People have gotten into lots of trouble this way. Trusting a person they thought they could trust, even with something as simple as giving out a phone number on an online dating site. Next thing you know, you’ve got Stalkertoot McGee peeping through your bathroom windows at 3AM. Creepy things happen. Remember the Craigslist Killer? I mean, they made a movie about that guy. Granted, it was a Lifetime Movie, but still. A MOVIE. ABOUT AN ONLINE MURDERER. Because some women were too trusting with their personal information.
So, how do we avoid these dangers and pitfalls (or getting stalked by a peeping tom, or worse)? I can only speak from personal experience, or at least, because this my blog, I’m going to speak from personal experience. Because…interwebs.
1.) Take control of what information you put out there. I mentioned in class earlier that I have a professional online profile and a “personal online personal”. For example, My Facebook is not viewable by the public. While I do have a personal blog that is public, I do not reveal any identifying information on it. Granted, people who have known me since birth might be able to but the pieces together, but an employer? Nah! And I keep it that way for good reason. However, things like my electronic portfolio and my LinkedIn are made public (and squeaky clean) so, well, I can hopefully get a J.O.B. to go along with this Ed.D. when all is said and done.
Here’s a video from an online privacy expert explaining how to set privacy settings on Facebook: http://youtu.be/78cuOlaLEVI
Here’s another on protecting your online reputation online: http://www.youtube.com/watch?v=uaHaM20rxuw
2.) If you log onto a site and you get a security pop-up, STAY ALERT. Granted, sometimes legitimate websites forget to update their security certificates and things are safe. This is not always the case. If you are visiting a website for the first time and your browser goes all buck nutty off the hipshack saying “HEY YO THIS SEEMS A BIT FISHY”, you might want to hit the back button.

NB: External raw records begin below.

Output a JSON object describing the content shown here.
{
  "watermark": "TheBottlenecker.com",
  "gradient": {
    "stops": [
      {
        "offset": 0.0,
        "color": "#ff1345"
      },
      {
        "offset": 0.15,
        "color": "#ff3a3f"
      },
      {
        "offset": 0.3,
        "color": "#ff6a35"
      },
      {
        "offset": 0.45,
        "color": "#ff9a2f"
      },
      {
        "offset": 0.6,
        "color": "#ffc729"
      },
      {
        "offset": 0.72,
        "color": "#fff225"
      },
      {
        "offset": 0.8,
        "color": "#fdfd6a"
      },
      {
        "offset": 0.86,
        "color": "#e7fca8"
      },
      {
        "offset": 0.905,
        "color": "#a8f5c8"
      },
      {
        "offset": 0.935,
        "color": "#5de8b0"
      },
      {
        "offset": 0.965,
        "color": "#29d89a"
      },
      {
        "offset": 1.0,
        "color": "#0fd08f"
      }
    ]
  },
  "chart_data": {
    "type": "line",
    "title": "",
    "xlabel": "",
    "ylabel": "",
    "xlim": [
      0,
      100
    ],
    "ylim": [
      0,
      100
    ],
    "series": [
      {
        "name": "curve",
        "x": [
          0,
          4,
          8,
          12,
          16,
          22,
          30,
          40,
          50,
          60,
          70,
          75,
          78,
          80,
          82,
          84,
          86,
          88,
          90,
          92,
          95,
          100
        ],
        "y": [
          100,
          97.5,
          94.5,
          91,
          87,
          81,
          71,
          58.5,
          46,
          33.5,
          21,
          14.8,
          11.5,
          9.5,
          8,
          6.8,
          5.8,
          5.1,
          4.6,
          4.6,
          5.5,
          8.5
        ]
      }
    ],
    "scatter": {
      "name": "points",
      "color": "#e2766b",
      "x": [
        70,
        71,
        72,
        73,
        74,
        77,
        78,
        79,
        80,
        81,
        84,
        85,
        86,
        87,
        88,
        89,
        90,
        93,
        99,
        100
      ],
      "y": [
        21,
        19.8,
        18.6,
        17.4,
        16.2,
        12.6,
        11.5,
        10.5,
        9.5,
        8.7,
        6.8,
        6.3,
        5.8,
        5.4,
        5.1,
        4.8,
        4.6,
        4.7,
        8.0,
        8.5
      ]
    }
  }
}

I think I’ve said enough on these two topics, so I’l move on to the next, eh?Ways to manage information overload. Hm.
This is a terrible question for me to answer, because I don’t often seem very overloaded with information (well, except for when I’m trying to figure out how to make a MySQL script work when it isn’t working and I have about 1298234709234 windows from help desks and message boards up and STILL CAN’T FIGURE IT OUT AAAAAHHHHHHH!!!). Still, when I do get these moments, I find the best thing to do is a little tip I learned in the best (lol) class I ever took during my Master’s program: Educational Research Procedures! Primary and Secondary sources. If you’ve got 28 windows up, try and parse that mess down: which are the windows from .edu, .org, and reputable .com sites? Which windows are from “Toby’s SUPER AWESOME MANGA SITE”? In short: keep your sources primary, and your information will be brief and accurate. Hopefully. That, and set times for your web researching/social media-ing/farting around on the interwebz. Don’t bleed over on those times. Otherwise, you’re going to end up like the Redditor Husband. and that’s just creepy.